The Ghost Fields by Elly Griffiths
My rating: 4 of 5 stars
Archaeologist Ruth Galloway is back again, this time called on by Detective Chief Inspector Nelson to investigate a skeleton found in a World War II plane. Once Ruth realizes the dead man sitting in the plane couldn't actually have been the pilot (oh and he's been shot, too), things unfold quickly from there. Ruth and Nelson become ensnared with the upper class Blackstock family, who somehow become enmeshed in all aspects of Nelson's case and investigation. Further, a TV company decides to make a film about the case. This means a return of actor Frank Barker, who was looking to start a relationship with Ruth in the previous novel.
As I've said before, I absolutely love the Ruth Galloway series. I completely identify with Ruth, and I love the way Griffiths writes her - she's a smart, funny, modern woman and mother.
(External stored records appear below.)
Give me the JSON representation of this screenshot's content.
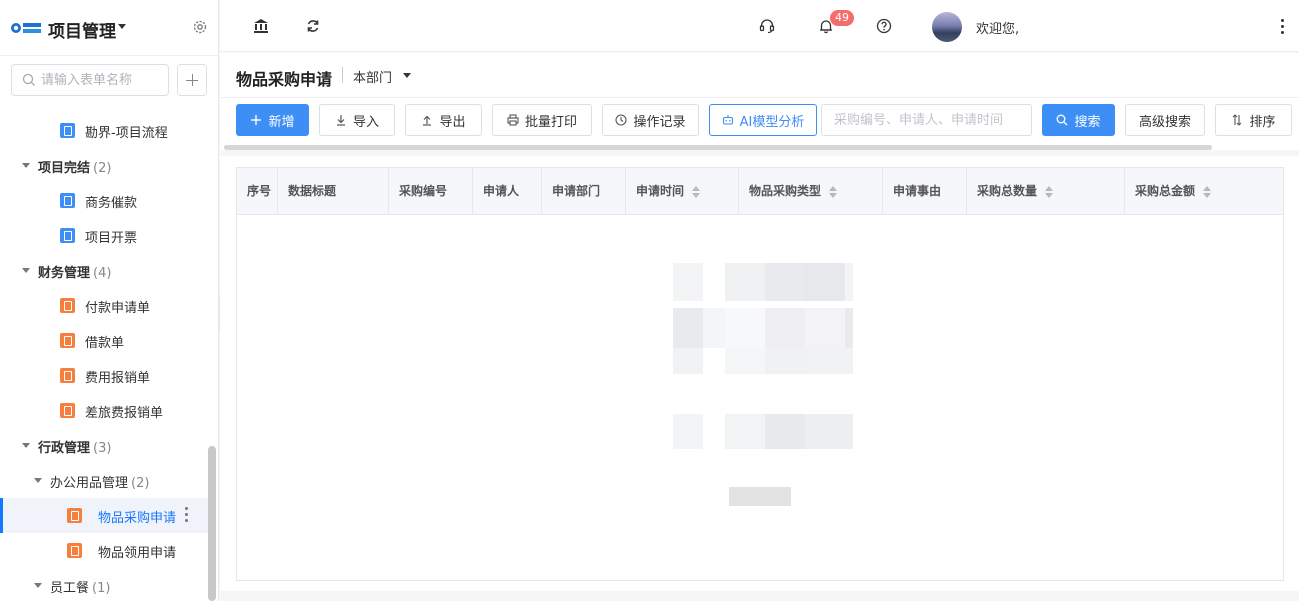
{
  "app": {
    "title": "项目管理"
  },
  "sidebar": {
    "search_placeholder": "请输入表单名称",
    "items": {
      "kanjie": "勘界-项目流程",
      "xmwj": {
        "label": "项目完结",
        "count": "(2)"
      },
      "swcj": "商务催款",
      "xmkp": "项目开票",
      "cwgl": {
        "label": "财务管理",
        "count": "(4)"
      },
      "fksqd": "付款申请单",
      "jkd": "借款单",
      "fybxd": "费用报销单",
      "clfbxd": "差旅费报销单",
      "xzgl": {
        "label": "行政管理",
        "count": "(3)"
      },
      "bgyp": {
        "label": "办公用品管理",
        "count": "(2)"
      },
      "wpcg": "物品采购申请",
      "wply": "物品领用申请",
      "ygc": {
        "label": "员工餐",
        "count": "(1)"
      }
    }
  },
  "topbar": {
    "notification_count": "49",
    "welcome": "欢迎您,"
  },
  "page": {
    "title": "物品采购申请",
    "scope": "本部门"
  },
  "toolbar": {
    "add": "新增",
    "import": "导入",
    "export": "导出",
    "batch_print": "批量打印",
    "operation_log": "操作记录",
    "ai_analysis": "AI模型分析",
    "search_placeholder": "采购编号、申请人、申请时间",
    "search": "搜索",
    "advanced_search": "高级搜索",
    "sort": "排序"
  },
  "table": {
    "columns": [
      "序号",
      "数据标题",
      "采购编号",
      "申请人",
      "申请部门",
      "申请时间",
      "物品采购类型",
      "申请事由",
      "采购总数量",
      "采购总金额"
    ]
  },
  "colors": {
    "primary": "#3d8ef5",
    "badge": "#f56c6c",
    "icon_blue": "#3d8ef5",
    "icon_orange": "#f5803e"
  }
}
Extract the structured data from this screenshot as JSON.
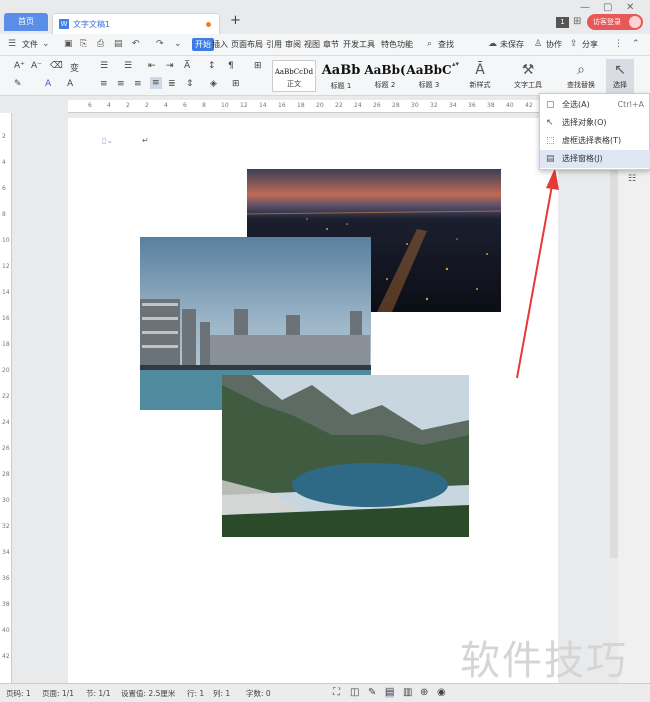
{
  "titlebar": {
    "home_tab": "首页",
    "doc_tab": "文字文稿1",
    "add_tab": "+",
    "doc_icon": "W",
    "page_count_badge": "1",
    "login_label": "访客登录"
  },
  "menu": {
    "file": "文件",
    "items": [
      "开始",
      "插入",
      "页面布局",
      "引用",
      "审阅",
      "视图",
      "章节",
      "开发工具",
      "特色功能"
    ],
    "search": "查找",
    "unsaved": "未保存",
    "collab": "协作",
    "share": "分享"
  },
  "ribbon": {
    "styles": [
      {
        "sample": "AaBbCcDd",
        "name": "正文"
      },
      {
        "sample": "AaBb",
        "name": "标题 1"
      },
      {
        "sample": "AaBb(",
        "name": "标题 2"
      },
      {
        "sample": "AaBbC",
        "name": "标题 3"
      }
    ],
    "new_style": "新样式",
    "text_tools": "文字工具",
    "find_replace": "查找替换",
    "select": "选择"
  },
  "ruler_h": [
    "6",
    "4",
    "2",
    "2",
    "4",
    "6",
    "8",
    "10",
    "12",
    "14",
    "16",
    "18",
    "20",
    "22",
    "24",
    "26",
    "28",
    "30",
    "32",
    "34",
    "36",
    "38",
    "40",
    "42"
  ],
  "ruler_v": [
    "2",
    "4",
    "6",
    "8",
    "10",
    "12",
    "14",
    "16",
    "18",
    "20",
    "22",
    "24",
    "26",
    "28",
    "30",
    "32",
    "34",
    "36",
    "38",
    "40",
    "42"
  ],
  "dropdown": [
    {
      "icon": "▢",
      "label": "全选(A)",
      "shortcut": "Ctrl+A"
    },
    {
      "icon": "↖",
      "label": "选择对象(O)",
      "shortcut": ""
    },
    {
      "icon": "⬚",
      "label": "虚框选择表格(T)",
      "shortcut": ""
    },
    {
      "icon": "▤",
      "label": "选择窗格(J)",
      "shortcut": ""
    }
  ],
  "status": {
    "page_num": "页码: 1",
    "pages": "页面: 1/1",
    "section": "节: 1/1",
    "setting": "设置值: 2.5厘米",
    "row": "行: 1",
    "col": "列: 1",
    "words": "字数: 0"
  },
  "watermark": "软件技巧",
  "colors": {
    "accent": "#3d7ce6",
    "arrow": "#e53935",
    "login": "#e85858"
  }
}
This book in the series (#7!) doesn't disappoint. The mystery plot is snappy and intriguing, as we meet various Blackstocks and uncover their diverse motives. In much of the book, the weather is its own sub-plot, and it's done well. We get more character development/advancement with Ruth, Nelson, Nelson's wife Michelle, and Frank, along with the funny tidbits I've come to expect from Ruth (and Kate, who is growing up!). The entire book is cozy and familiar (I love how Ruth identifies with her car, for instance - so me!), yet propelled by a completely enjoyable and thrilling mystery. Can't go wrong with this one. I'm so looking forward to #8, whose review will be posted in early January 2016 (expect the book on bookshelves February 4, 2016 - yay!).